L’indienne lui adressa un sourire amical. L’endroit lui paraissait calme et elle se sentait beaucoup moins nerveuse que lorsqu’elle était en ville. Esprit Sauvage aussi était plus à l’aise. Elle n’avait plus besoin de le calmer. Le cheval avait toujours eu du mal à se faire aux villes. Il y avait souvent du bruit et il n’avait pas été habitué à cela dans le village indien. Buck regarda la jeune femme qui l’accompagnait. Celle-ci observait le coin en silence. Elle n’était pas bavarde du tout. Buck le sentit immédiatement, mais il ne lui en voulait pas. Elle paraissait assez impressionnée, même si elle faisait son maximum pour ne rien montrer. L’indien espérait donc que lorsqu’elle serait habituée à eux, qu’elle parlerait plus facilement. Il admira aussi le cheval de la jeune femme. C’était une belle bête, il avait rarement eu l’occasion d’en croiser d’aussi magnifiques. Sa couleur blanche était vraiment merveilleuse. Tout en observant l’animal, il finit par remarquer la présence de Chasseur aux côtés d’Esprit Sauvage. Il se demanda alors depuis quand le loup les suivait-il ? Il y réfléchissait lorsqu’il se rendit compte que sa peur naturelle du prédateur semblait disparaître comme s’il s’habituait déjà à sa présence. Peut-être qu’il arriverait à être comme Ike vis-à-vis de l’animal et à le caresser facilement. Buck reporta à nouveau son regard sur la jeune femme. Elle observait les buissons. Elle semblait vouloir percer le mystère des sous bois. Elle caressait son cheval avec douceur et paraissait plus rassurée qu’elle n’en avait l’air en ville. L’indien décida d’essayer d’ouvrir la conversation et lui demanda :
" Alors qu’en dis-tu ? La forêt est belle ! "
P.V. sortit de sa rêverie et se tourna vers lui. Elle lui adressa un sourire avant de lui répondre :
"Elle a l’air giboyeuse ! "

Pour l’indienne, c’était ce qui importait le plus. Depuis qu’ils s’étaient engagés dans la forêt, elle n’avait cessé d’observer le sous bois et elle y avait plus d’une fois distingué des signes d’activités. Elle avait aussi souvent remarqué les oreilles à l’affût de son compagnon de chasse. Régulièrement, celles-ci s’orientèrent en direction des bois. Le loup avait plus d’une fois tourné la tête en direction de ces bruits que lui seul entendait. Cependant, il n’avait jamais tenté de partir à la poursuite de l’imprudent qui s’était fait entendre. Le loup était resté docilement aux côtés de sa maîtresse comme pour ne pas la laisser seule en compagnie de l’inconnu qui les accompagnait. Habituée à chasser avec lui, l’indienne avait remarqué tous ces subtils signes dans le comportement de l’animal et elle avait su les interpréter. Buck savait que la forêt était giboyeuse. Il avait eu l’occasion plusieurs fois d’apercevoir des cerfs et quelques unes de leurs compagnes en rentrant de voyage. Mais, il lui semblait peu probable que l’on en surprenne en pleine journée. Ces animaux devaient plutôt attendre la nuit pour sortir. Pour lui, P.V. ne pouvait en avoir vu et il pensa que la remarque de la jeune femme était une question. Aussi, il lui répondit :
" Oui, elle l’est ! J’ai aperçu quelques cerfs en rentrant de voyage. Mais en général, ils sortent plutôt la nuit. Je n’en ai jamais vu en pleine journée ! "

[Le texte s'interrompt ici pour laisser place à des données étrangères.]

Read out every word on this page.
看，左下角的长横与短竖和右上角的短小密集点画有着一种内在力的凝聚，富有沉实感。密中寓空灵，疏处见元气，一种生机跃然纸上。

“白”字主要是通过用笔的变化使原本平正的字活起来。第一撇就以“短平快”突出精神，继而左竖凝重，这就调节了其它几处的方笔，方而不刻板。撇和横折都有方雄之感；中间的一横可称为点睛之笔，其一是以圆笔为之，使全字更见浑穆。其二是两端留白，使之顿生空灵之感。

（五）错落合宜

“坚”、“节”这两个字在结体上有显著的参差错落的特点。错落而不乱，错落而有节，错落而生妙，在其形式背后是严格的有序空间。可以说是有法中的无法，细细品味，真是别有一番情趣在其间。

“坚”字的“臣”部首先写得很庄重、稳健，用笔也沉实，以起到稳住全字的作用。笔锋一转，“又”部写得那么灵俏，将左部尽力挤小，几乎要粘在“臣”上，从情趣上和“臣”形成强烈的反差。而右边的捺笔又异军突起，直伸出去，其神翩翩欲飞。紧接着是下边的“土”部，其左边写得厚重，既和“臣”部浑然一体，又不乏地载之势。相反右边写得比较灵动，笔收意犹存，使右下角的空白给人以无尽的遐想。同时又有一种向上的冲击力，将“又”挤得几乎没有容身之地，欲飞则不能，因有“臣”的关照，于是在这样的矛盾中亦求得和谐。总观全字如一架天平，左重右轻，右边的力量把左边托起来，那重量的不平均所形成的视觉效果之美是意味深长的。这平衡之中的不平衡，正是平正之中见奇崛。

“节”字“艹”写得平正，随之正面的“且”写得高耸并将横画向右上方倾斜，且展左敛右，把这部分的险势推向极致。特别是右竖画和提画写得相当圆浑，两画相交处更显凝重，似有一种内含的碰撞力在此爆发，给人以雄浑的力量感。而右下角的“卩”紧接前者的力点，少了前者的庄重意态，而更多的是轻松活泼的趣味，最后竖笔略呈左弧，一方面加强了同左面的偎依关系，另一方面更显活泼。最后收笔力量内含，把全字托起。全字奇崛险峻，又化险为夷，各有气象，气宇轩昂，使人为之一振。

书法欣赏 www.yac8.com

P.V. qui avait rapidement reprit l’observation de la forêt, posa le regard sur l’indien qui l’accompagnait. Il la regardait aussi. Gêné, Buck lui adressa un sourire avant de reporter son attention sur les bois. La jeune femme aperçut sa gêne. Elle ignorait à quoi elle pouvait être dûe et se demanda rapidement, si elle avait un rapport avec son manque de conversation. C’était vrai qu’elle n’avait pas pour habitude de parler beaucoup. Mag s’y était faite avec le temps, mais cela n’avait pas été évident. Buck éprouvait peut-être la même chose. Elle essaya donc de faire un effort et lui dit :
" Le cerf est un bel animal, mais il est trop grand ! Et puis, je n’aime pas beaucoup sa chair. Je préfère le lapin ou mieux encore le bison ! "

Ravi d’entendre la jeune femme lui parler, Buck se tourna de nouveau vers elle, et il poursuivit la conversation qui venait de s’engager.
" Je crois que rien ne vaut la viande de bison ! J’aime aussi beaucoup cela. Par contre, je n’ai jamais eu l’occasion de goûter du cerf.
- Les forêts qui entouraient le village en étaient pleines. Lorsque nous n’avions pas assez de viande de bison pour nourrir tout le monde, nous en chassions. Mais, sa chair n’est pas aussi tendre que celle du bison. "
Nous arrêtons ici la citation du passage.